While some teams have been able to use high mileage engines in Friday practice at subsequent events, Sauber revealed that the problems suffered by both Pedro de la Rosa and Kamui Kobayashi at Sepang had rendered the Ferrari powerplants hors de combat for the remainder of the season, eating into the eight-unit allowance permitted to each driver.

"It's not so easy to explain, maybe you have to ask the technicians, but we expected more, especially after the good winter tests," Sauber said of his team's poor start to the 2010 campaign, "In Bahrain, there were two hydraulic problems - one was a mistake, but I think both failures were not necessary - and [in Malaysia], it was a pressure sensor and we can't use the engines again."

Despite suffering engine woes of its own - with Fernando Alonso retiring in Malaysia and then dropping out of first practice in China with smoke pouring from the exhausts - Ferrari insists that the two teams are suffering unconnected problems.
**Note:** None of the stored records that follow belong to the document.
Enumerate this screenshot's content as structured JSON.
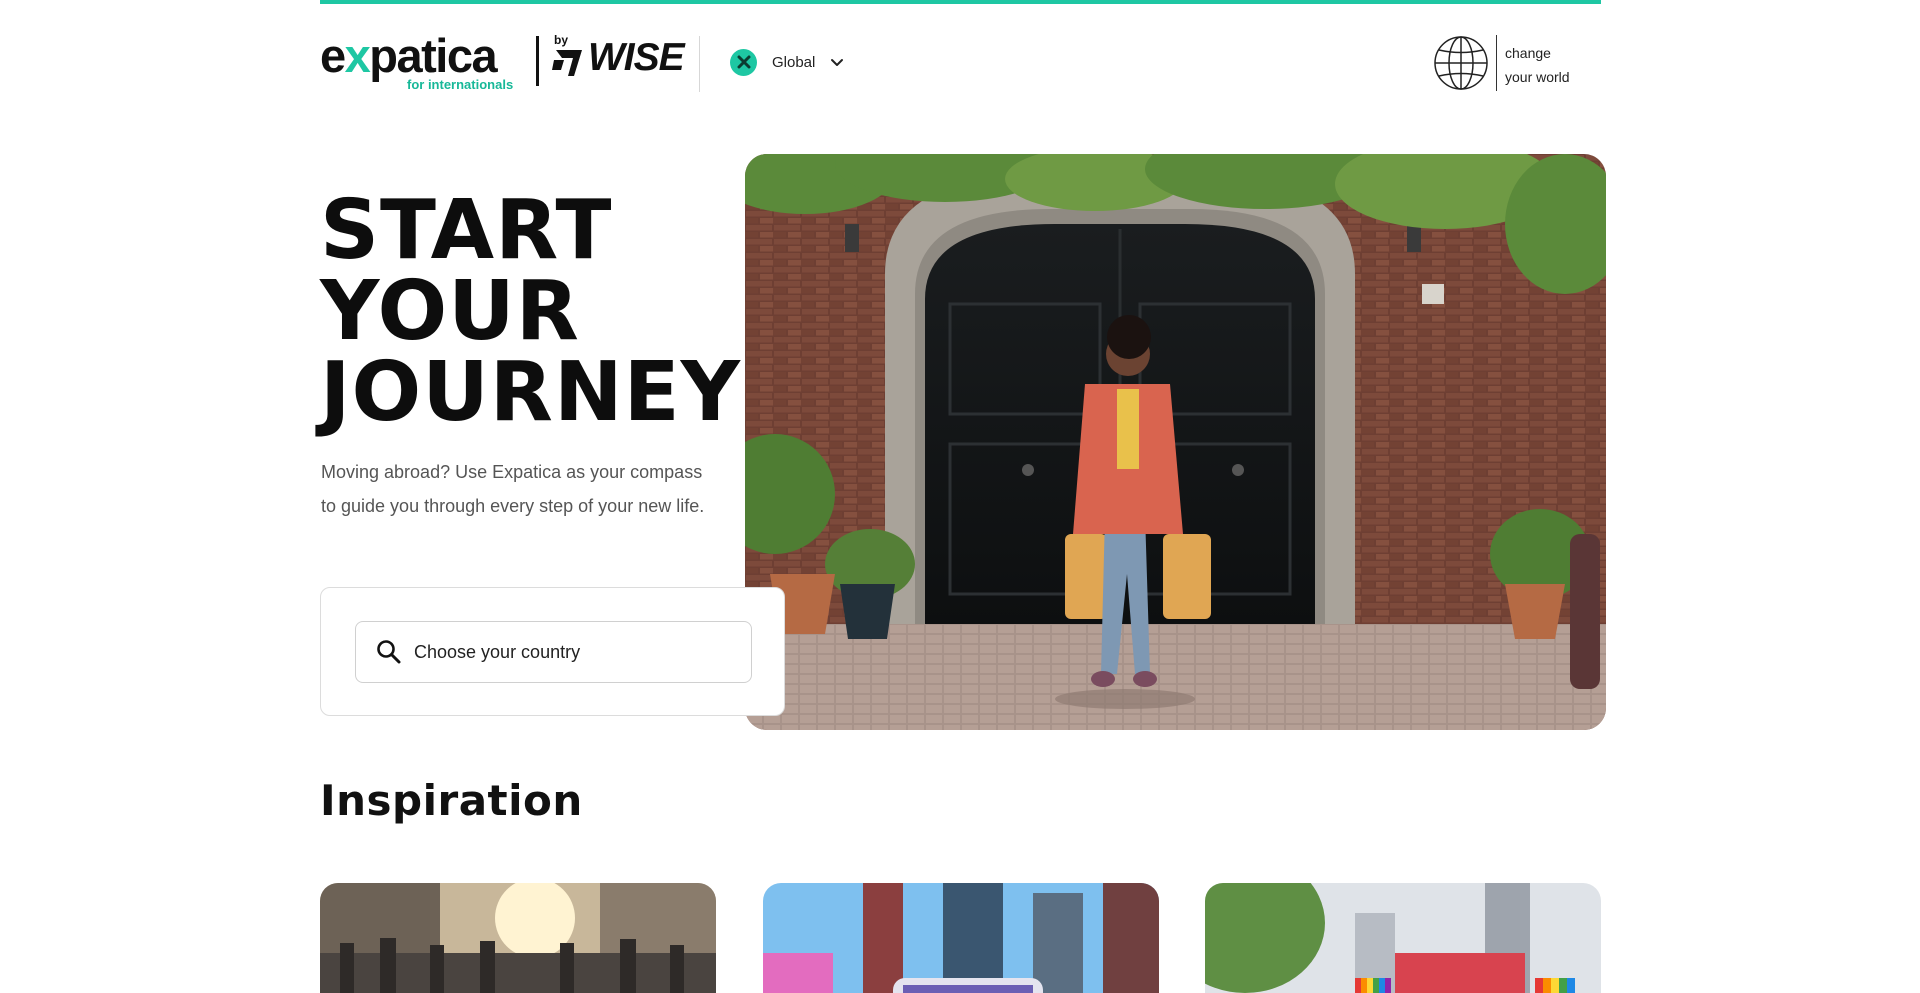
{
  "header": {
    "logo_word_start": "e",
    "logo_word_x": "x",
    "logo_word_end": "patica",
    "logo_tagline": "for internationals",
    "partner_by": "by",
    "partner_name": "WISE",
    "region": {
      "label": "Global",
      "icon": "region-x-icon"
    },
    "change_world_line1": "change",
    "change_world_line2": "your world"
  },
  "hero": {
    "title_line1": "START",
    "title_line2": "YOUR",
    "title_line3": "JOURNEY",
    "description": "Moving abroad? Use Expatica as your compass to guide you through every step of your new life.",
    "search_placeholder": "Choose your country"
  },
  "inspiration": {
    "title": "Inspiration"
  },
  "colors": {
    "accent": "#1ec7a3",
    "text": "#111111",
    "muted": "#555555"
  }
}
"We have carried out an in-depth study into what happened and the two problems are not related to one another," the Scuderia's engine head Luca Marmorini told the Italian team's official website, "In Sepang, Fernando's engine suffered a structural failure, of a type we had never seen during the winter, and we believe there was a role played by the unusual way in which the driver had to use the engine during the race, because of the gear selection problems he experienced right from the start.

"There is no connection with the problem the Sauber team experienced on the engine front at the last race, which we believe was down to an issue with electronic sensors."

Despite the disappointing start to life without BMW, Sauber insists that his team continues to be a happy place.

"I think the atmosphere was good as a works team as well as a private team," he noted, "I think the atmosphere was also very good with BMW, so there is no difference. For sure, the team is now much smaller - it's about a third smaller than before, with 260 employees - so it's more a family than a big company."